No look fees for bankruptcy cases are comfortable and easy for the practitioner.
You can quote a fee for a Chapter 13 confident that most other attorneys in town are quoting the same fee. No fear of price competition.
The client likes it. It appears to offer certainty in an uncertain world to someone worried about how to pay for a debt solution.
You can skip preparing fee applications and standing up in court to defend what you’ve charged.
Comfortable, cozy, and bad for business
No look fees sell bankruptcy lawyers short and set up economic reasons for us to sell our clients out to preserve our bottom line.
The nasty fact is that all Chapter 13’s are not the same, no more than all people are the same.

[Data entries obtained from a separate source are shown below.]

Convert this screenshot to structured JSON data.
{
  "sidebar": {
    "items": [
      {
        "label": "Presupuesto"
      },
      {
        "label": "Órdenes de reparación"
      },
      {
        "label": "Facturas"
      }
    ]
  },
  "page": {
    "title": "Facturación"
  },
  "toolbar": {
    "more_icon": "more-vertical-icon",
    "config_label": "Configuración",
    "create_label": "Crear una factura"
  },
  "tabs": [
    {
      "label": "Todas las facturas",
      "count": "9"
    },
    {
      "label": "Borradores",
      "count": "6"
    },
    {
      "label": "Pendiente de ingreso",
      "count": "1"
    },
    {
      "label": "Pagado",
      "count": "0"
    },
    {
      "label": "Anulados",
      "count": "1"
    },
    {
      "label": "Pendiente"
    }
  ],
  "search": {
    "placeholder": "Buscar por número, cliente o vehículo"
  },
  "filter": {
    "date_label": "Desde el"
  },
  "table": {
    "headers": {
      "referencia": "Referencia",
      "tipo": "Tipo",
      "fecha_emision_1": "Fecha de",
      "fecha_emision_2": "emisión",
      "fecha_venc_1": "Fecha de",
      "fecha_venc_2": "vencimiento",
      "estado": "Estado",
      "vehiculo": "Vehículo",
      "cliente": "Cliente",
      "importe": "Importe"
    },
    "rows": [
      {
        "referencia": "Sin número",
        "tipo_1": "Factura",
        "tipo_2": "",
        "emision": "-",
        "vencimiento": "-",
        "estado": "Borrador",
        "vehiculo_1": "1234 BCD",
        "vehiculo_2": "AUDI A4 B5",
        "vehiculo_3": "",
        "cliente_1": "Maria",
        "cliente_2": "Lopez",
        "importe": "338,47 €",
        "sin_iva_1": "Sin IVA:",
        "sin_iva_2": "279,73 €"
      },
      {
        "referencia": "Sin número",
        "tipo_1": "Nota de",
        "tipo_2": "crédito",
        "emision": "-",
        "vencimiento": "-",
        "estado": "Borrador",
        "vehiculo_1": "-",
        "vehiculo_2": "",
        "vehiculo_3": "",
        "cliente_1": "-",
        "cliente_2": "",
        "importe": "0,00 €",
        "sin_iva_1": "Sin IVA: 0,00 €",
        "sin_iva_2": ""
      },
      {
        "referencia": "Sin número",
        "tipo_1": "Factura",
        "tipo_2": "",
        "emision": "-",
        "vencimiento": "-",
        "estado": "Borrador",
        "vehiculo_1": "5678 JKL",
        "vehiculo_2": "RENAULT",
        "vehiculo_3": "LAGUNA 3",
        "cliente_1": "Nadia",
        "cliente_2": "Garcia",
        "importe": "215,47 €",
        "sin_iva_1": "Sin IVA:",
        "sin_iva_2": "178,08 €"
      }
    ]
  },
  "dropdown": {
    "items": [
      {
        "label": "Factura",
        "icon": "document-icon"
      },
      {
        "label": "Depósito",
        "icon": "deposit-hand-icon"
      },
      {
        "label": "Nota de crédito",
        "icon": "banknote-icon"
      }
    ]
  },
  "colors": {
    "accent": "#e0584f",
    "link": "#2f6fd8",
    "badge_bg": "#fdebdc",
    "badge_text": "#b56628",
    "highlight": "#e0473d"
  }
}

If the bench has established a no look fee that is the minimum a case should take, in the view of a judge who hasn’t practice in oh-so-many-years, then a large percentage of your cases take more effort than the minimum. You are shortchanged at every turn.
If the no look fee purports to be an average, then you have to hope you are doing enough cases for the law of averages to really work in your practice. One of my husband’s engineer friends told me, as I was complaining about a series of misfortunes, that I couldn’t count on the law of averages to bring me better results, as the law of averages doesn’t work on numbers this small, he said. For most of us, our case load is too small for the ups and downs to average out in any meaningful time.
A no look fee feeds into the view that bankruptcy representation is a commodity, fungible, and subject to price competition. One doesn’t have to look beyond the disasters the inexperienced are wreaking in bankruptcy courtrooms to know that isn’t so. Yet the public can be excused from thinking that one lawyer’s as good as the next if the judge can set a standard price.
Most problematic, though, is that the no look fee heightens the inherent tension between lawyer and client over money. When the recompense is fixed, there’s a real temptation to concede a point, slide over an issue, not challenge the opposition because a dispute will shrink your bottom line.
What do you think?
Image courtesy of Dr. Case.
Frank Pipitone says
Like you mention, I cannot understand why fees for Chapter 13 cases seem to be a set standard. At least they are in my jurisdiction.
On the other hand, Chapter 7 fees are all over the place.
I don’t understand this. Attorneys assess their value as honestly as they can when retained for Chapter 7, but blindly quote a “standard” fee when retained for Chapter 13. It just makes no sense. Most Chapter 13 cases are more live, organic and unpredictable than Chapter 7 cases so I’m not sure why attorneys go with the “no-look.”